Analysis of the Mechanism of Loss of Trophic Factor Dependence Associated with Neuronal Maturation: A Phenotype Indistinguishable from Bax Deletion

During development, sympathetic neurons are critically dependent on nerve growth factor (NGF) for survival. Neurons isolated from the superior cervical ganglia (SCG) of embryonic rodents and maintained for 1 week in vitro undergo programmed cell death in response to NGF deprivation. As the cells mature in vitro and in vivo, however, these neurons develop a resistance to NGF deprivation and become much less acutely dependent on NGF for survival. Using an in vitro model of neuronal maturation, we confirmed that SCG neurons maintained in culture for 3-4 weeks did not experience a dramatic loss in viability after NGF removal, yet they did undergo the initial biochemical and genetic changes elicited by NGF deprivation of young neurons. NGF deprivation of mature neurons produced rapid decreases in glucose uptake and protein and RNA synthesis rates, increased phosphorylation of c-Jun, and an increase in c-jun mRNA. Mature neurons, however, experienced a block in the cell death program before the final stages of the pathway activated in young neurons, which includes the induction of c-fos mRNA and characteristic apoptotic nuclear changes.

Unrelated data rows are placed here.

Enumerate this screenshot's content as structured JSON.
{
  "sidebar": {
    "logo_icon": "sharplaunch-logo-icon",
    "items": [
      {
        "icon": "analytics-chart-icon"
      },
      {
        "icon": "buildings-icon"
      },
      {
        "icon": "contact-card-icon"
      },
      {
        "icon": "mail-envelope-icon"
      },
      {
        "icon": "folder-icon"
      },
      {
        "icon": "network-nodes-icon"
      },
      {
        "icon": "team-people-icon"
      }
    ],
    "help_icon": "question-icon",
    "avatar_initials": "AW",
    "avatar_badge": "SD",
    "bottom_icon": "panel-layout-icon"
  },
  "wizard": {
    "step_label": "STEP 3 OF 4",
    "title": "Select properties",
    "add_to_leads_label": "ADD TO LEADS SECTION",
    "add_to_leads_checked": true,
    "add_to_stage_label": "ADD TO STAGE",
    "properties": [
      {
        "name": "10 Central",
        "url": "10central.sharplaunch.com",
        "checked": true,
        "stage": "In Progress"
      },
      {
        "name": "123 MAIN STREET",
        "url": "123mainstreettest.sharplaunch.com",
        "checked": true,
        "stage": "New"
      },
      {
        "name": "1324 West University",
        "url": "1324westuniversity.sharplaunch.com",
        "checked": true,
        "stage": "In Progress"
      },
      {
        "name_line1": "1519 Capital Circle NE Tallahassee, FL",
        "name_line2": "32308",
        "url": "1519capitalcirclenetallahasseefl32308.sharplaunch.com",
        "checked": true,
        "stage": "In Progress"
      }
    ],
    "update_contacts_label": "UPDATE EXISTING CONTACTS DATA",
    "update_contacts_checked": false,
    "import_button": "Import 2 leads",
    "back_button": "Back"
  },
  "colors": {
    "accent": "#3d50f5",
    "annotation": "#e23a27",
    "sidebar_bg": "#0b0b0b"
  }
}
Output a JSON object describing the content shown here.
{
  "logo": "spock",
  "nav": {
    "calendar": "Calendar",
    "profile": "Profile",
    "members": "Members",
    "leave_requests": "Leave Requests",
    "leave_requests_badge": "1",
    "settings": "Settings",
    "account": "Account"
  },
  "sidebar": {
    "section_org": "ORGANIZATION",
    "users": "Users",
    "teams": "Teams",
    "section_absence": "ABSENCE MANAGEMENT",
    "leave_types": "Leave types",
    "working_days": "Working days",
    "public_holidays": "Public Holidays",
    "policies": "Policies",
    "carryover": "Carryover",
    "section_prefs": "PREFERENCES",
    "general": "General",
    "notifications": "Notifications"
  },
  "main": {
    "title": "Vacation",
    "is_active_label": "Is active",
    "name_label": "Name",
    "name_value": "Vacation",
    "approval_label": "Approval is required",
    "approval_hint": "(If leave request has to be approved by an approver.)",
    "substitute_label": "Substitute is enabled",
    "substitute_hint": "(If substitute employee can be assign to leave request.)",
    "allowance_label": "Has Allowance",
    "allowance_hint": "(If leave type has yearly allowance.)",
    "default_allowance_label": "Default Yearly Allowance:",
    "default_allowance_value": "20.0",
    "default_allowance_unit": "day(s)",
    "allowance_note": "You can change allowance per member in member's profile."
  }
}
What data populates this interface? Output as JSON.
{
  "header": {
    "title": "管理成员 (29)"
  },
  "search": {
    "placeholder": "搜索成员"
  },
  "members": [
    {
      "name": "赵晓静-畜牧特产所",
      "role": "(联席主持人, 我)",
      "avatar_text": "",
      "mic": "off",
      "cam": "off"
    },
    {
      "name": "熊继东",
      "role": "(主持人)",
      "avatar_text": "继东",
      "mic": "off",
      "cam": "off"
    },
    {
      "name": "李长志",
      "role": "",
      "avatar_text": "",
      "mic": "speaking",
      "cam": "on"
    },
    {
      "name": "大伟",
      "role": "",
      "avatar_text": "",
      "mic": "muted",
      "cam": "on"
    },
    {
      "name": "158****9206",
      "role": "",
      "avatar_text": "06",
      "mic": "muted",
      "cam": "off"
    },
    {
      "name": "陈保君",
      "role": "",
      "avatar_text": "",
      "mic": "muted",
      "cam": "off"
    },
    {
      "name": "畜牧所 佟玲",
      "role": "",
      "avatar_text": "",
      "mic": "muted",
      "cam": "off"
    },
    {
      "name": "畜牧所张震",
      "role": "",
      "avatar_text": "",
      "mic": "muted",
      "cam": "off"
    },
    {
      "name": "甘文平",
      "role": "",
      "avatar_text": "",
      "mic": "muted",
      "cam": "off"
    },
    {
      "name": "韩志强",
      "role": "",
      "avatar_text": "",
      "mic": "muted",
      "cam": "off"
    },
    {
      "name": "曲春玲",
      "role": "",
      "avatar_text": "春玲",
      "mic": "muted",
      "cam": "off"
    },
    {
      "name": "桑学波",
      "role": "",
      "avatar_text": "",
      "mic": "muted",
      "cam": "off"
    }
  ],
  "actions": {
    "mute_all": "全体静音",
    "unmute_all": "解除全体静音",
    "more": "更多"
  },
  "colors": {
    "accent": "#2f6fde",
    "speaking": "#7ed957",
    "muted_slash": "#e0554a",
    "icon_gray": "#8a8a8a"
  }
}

This maturation-induced block was indistinguishable by these criteria from the block produced by Bax deficiency. Expression of Bax in mature neurons restored the apoptotic pathway, such that after NGF removal, Bax-overexpressing mature neurons resumed the apoptotic program, including the induction of c-Fos and passage through a caspase checkpoint. Thus, a block in the apoptotic program at or near the BAX checkpoint accounts for the decreased dependence of mature neurons on neurotrophic factor to maintain survival.